Sure, alignment methods existed, such as the Smith-Waterman algorithm, but they weren't fast enough for databased with millions of sequences. A faster method was urgently needed.
Then came BLAST, a fast, heuristic-based algorithm that finds regions of local similarity between biological sequences. Unlike full-length global alignments (which again, are accurate but take too long), BLAST focused on high-scoring segments: short regions where sequences matched almost exactly. This was an excellent example of the 80/20 rule. BLAST didn't search the full gene and spend time on it, but instead, focused on critical segments that were biologically meaningful.

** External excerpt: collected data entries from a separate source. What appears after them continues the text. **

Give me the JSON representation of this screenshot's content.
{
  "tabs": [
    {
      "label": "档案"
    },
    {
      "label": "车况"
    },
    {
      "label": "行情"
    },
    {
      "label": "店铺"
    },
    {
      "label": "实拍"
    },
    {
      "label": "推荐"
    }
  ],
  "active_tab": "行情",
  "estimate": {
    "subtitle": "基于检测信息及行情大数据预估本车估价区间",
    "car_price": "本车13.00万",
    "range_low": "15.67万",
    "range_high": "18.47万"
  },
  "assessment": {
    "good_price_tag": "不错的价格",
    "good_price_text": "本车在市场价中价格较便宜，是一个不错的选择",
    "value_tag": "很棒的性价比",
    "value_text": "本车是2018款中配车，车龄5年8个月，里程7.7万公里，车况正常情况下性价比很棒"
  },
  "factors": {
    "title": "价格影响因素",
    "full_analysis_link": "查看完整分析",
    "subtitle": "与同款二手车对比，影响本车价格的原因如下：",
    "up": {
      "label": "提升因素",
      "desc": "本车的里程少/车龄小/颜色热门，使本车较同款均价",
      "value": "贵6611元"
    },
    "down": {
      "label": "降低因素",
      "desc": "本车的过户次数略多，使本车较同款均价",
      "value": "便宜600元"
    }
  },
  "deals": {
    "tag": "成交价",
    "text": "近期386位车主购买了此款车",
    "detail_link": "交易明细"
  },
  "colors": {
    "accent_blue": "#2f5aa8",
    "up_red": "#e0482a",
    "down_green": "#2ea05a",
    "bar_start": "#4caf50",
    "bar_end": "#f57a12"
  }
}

Its precise scope of focus made it extremely helpful. BLAST traded a small amount of accuracy for order-of-magnitude of improvement in terms of speed. And even though it was fast, it was still comparable to full-length algorithms. More importantly, BLAST made genes and sequencing far more user-friendly and accessible, breaking barriers in the otherwise complex field of computational biology. The pipeline of BLAST, while simple, had a really incredible impact on the efficiency of scientists.
BLAST basic pipeline:
Break query sequence into short “words.”
Search for these words in the database.
Extend matches in both directions.
Score and rank the alignments.
And most importantly, BLAST became infrastructure for a future generation of computational databases. GenBank, UniProt, UCSC Genome Browser, and more were created entirely based off of BLAST. The algorithm even inspired entire algorithm families: PSI-BLAST (position-specific), MegaBLAST (for longer sequences), and BLASTX, TBLASTN, and TBLASTX for translating between nucleotide and protein sequences.
Of course, BLAST isn’t perfect. It doesn’t perform well on very long or repetitive sequences, it isn’t the best for structural comparisons, and it’s been supplemented by faster algorithms like DIAMOND or MMseqs2 in big-data applications.
But its design is fast, user-centric, and way ahead of its time. remains iconic. Even today, 35 years later, biologists routinely paste a sequence into NCBI’s BLAST interface to answer real-world questions.
BLAST was the first time computers helped us see biological as a connected body of information. It turned bioinformatics from a hard-to-understand niche to an accessible yet still important necessity. And in doing so, BLAST powered the genomics revolution.
For a piece of code written in 1990, that’s a legacy few inventions can rival.